李牧冷哼一声,“老匹夫,本将军和你可没有什么好见的!”
“不见就不见咯,”王翦耸了耸肩:“我又不是专门来见你的。”
“长得挺丑,想得倒挺美。”
“你!”
李牧不愿与王翦逞口舌之利,默默闭上了双眼。
可李牧能等,嬴稷却是等不了了。
他掀开门帘,站在王驾之上,隔空喊道:“赵丹狗贼,你还在做春秋大梦吗?”
“还不速速交还本王的肱骨之臣!”
嬴稷望着视野开阔的前方,突然像是想到了什么,连忙站到一位将卒的后方。
‘文正侯讲过,王不见王,可不能因小失大。’
“嬴稷老狗,你半截身子都躺进棺材板的人,难道还着急这一会?”
话语落下,前方的赵军忽然让出一条道路出来,身着正装,头顶十二冕旒,气质非凡的赵丹缓缓从里走出。
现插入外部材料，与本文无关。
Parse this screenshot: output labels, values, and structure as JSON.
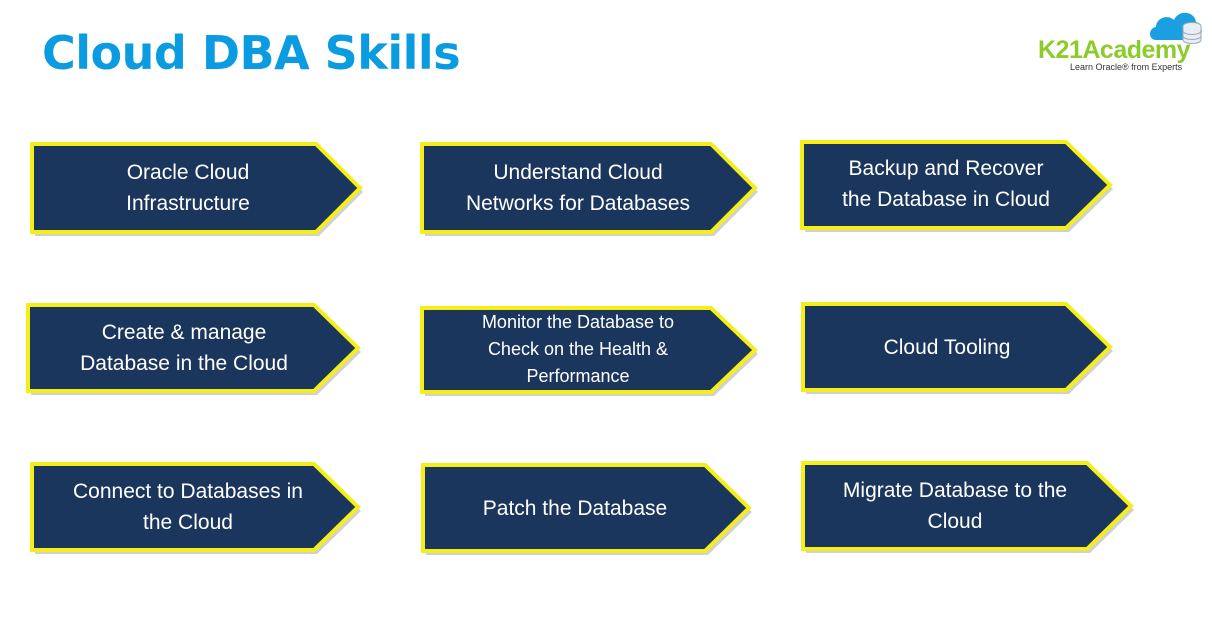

他沉着脸,望向嬴稷所在王驾,暴露在秦军的打击范围内。
此时此刻,嬴稷是多么希望文信侯张仪还活着。
如果可以交易,他愿意拿太子柱的生命换取张仪死而复生。
可惜……换不了。
‘文信侯啊文信侯,你走早了啊!!’
嬴稷摇了摇头,还是没有露面,显然要把王不见王之道贯彻到底。